THE closure of the UK Film Council is a largely Danny Dyer-based decision, the culture secretary confirmed last night

Jeremy Hunt said the closure will mean the loss of 75 jobs but also guarantees a 92% reduction in poisonously bad Mockney crime capers over the next three years.

The Football Factory ‘actor’ who deliberately misspells his surname, will be slowly wound down over the next 18 months and eventually shoved off the end of Clacton pier.

Mr Hunt said: “It wasn’t just Dyer, of course. Sex Lives Of The Potato Men, St Trinians, St Trinians II, that awful piece of shit about the spaceship on the way to the sun – please stop me when you’ve spotted the new Lawrence of Arabia.”

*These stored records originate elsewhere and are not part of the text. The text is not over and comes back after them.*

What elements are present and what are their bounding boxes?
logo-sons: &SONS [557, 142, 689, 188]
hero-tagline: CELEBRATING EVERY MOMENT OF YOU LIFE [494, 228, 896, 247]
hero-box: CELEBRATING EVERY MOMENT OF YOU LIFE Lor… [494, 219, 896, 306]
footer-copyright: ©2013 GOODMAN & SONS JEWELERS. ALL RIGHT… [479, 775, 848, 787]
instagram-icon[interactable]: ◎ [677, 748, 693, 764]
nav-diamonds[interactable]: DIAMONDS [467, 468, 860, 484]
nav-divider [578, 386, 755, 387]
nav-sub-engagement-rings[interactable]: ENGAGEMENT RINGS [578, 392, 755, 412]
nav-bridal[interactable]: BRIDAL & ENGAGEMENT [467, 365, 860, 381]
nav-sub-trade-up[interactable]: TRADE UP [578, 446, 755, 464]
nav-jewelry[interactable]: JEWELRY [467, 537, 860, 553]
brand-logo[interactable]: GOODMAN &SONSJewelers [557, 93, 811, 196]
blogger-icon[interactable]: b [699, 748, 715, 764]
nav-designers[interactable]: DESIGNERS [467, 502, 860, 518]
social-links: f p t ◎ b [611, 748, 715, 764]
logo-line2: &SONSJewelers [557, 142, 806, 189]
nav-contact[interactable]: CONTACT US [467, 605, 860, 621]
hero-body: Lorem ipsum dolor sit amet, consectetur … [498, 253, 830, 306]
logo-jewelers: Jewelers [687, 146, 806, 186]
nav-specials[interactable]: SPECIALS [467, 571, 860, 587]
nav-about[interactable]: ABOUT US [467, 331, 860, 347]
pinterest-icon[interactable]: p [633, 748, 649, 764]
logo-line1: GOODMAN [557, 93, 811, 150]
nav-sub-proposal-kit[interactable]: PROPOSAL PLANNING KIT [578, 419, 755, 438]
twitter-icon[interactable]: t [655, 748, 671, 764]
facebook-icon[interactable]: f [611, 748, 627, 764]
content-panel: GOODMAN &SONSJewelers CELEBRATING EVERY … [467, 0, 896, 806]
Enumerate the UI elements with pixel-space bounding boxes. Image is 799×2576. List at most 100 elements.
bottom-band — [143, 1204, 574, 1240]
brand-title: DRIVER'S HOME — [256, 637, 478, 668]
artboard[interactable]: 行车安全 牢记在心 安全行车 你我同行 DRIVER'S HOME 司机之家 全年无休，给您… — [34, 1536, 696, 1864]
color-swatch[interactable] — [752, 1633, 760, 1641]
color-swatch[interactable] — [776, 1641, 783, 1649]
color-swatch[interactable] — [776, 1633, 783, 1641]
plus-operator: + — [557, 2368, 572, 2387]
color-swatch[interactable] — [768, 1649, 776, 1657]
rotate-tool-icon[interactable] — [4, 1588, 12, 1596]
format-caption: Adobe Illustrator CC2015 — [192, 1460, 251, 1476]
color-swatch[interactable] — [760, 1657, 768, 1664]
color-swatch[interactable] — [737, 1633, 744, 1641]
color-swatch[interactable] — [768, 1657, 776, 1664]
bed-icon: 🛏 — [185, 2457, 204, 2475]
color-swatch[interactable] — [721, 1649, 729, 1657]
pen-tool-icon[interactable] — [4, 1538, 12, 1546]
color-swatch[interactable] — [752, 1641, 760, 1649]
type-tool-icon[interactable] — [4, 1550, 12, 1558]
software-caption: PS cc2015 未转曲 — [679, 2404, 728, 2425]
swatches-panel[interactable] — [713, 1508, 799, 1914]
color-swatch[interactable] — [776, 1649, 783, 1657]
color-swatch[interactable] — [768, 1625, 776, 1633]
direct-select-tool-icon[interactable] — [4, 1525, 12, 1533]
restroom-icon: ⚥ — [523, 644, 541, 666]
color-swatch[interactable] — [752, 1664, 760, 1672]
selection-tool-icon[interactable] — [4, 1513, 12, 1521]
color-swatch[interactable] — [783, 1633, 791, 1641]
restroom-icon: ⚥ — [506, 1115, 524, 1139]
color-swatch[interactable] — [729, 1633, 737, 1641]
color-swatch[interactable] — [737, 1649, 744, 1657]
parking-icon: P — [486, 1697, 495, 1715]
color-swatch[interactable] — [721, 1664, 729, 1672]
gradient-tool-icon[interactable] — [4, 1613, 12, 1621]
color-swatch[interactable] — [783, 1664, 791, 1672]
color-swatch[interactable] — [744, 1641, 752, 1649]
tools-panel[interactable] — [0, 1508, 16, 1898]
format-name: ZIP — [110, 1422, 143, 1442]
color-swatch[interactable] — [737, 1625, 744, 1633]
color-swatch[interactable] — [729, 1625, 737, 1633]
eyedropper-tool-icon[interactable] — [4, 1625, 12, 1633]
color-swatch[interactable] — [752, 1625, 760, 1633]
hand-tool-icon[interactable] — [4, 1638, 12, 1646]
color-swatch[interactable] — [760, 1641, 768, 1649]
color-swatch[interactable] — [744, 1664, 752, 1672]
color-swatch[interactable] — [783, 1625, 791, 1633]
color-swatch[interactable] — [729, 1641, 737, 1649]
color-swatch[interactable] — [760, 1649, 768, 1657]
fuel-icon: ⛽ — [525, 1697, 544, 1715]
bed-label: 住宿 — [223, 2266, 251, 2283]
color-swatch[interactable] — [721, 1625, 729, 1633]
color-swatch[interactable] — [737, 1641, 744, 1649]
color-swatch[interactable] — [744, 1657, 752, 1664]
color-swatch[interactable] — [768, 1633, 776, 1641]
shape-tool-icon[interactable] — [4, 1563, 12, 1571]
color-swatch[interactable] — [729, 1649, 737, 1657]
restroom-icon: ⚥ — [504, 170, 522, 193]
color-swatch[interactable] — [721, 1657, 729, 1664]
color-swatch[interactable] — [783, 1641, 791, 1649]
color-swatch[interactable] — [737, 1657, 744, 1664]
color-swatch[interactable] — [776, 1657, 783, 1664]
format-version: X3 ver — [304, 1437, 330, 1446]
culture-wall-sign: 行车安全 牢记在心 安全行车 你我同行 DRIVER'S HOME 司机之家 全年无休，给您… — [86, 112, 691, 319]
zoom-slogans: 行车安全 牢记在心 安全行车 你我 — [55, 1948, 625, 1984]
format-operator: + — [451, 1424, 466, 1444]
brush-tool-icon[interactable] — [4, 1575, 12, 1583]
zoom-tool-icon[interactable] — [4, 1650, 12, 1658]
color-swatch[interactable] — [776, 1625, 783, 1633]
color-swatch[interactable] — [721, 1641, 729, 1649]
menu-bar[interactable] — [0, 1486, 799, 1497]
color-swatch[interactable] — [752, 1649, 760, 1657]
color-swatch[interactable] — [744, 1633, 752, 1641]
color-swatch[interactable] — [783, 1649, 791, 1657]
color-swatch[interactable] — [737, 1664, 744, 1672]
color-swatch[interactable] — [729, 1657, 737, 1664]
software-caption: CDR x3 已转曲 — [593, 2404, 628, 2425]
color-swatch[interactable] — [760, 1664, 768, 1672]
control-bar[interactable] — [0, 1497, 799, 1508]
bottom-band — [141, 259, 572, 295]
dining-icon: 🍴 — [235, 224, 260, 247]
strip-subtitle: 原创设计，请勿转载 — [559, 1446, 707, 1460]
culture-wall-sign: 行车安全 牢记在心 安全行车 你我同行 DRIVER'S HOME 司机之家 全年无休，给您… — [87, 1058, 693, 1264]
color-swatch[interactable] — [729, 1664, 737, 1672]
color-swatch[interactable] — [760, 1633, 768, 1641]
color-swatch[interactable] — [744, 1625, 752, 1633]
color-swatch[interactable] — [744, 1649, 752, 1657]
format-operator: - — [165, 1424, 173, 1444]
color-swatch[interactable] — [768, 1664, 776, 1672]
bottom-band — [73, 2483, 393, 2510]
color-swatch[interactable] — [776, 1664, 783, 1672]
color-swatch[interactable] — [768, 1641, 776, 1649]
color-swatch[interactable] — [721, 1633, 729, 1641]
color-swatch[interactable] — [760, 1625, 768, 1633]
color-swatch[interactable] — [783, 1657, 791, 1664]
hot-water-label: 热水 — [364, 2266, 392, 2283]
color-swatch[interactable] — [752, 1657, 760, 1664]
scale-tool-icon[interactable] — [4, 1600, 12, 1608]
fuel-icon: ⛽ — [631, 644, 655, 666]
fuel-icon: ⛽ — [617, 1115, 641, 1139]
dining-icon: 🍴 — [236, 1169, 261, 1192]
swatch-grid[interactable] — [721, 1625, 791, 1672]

Director Roy Hobbs has been forced him to postpone his latest film, You Fackin’ Slag, a gritty, uncompromising drama about people who live in a horrible place but retain a wonderful sense of humour and rob a bank.

He added: “This is a disastrous decision that will force the British film industry into making films people actually want to see. Meanwhile I’ve got at least four Winstones sitting around doing nothing on time and a half.”

Julian Cook, editor of Cinema magazine, said: “Thanks to public subsidy Britain is making some fantastic films such as the The Football Factory, the St Trinian’s series and that wonderful film about the spaceship on the way to the sun.

“Meanwhile the best the Americans can come up with is rubbish like Sideways, Juno, Good Night and Good Luck, No Country for Old Men and The Godfather.

“Just imagine how good The Godfather could have been, if only it had been part-funded by the government.”

Ken Loach, the artistic force behind some of the most wilfully unpopular British films of the last 40 years, insisted he would bring some of his trademark realism to his next project, a chalk and cheese buddy cop movie featuring a talkative pussy.

Loach said: “Admittedly Meow You’re Talkin! is a change of pace for me, but it will be infused with authenticity, if we can just get the cat to improvise.”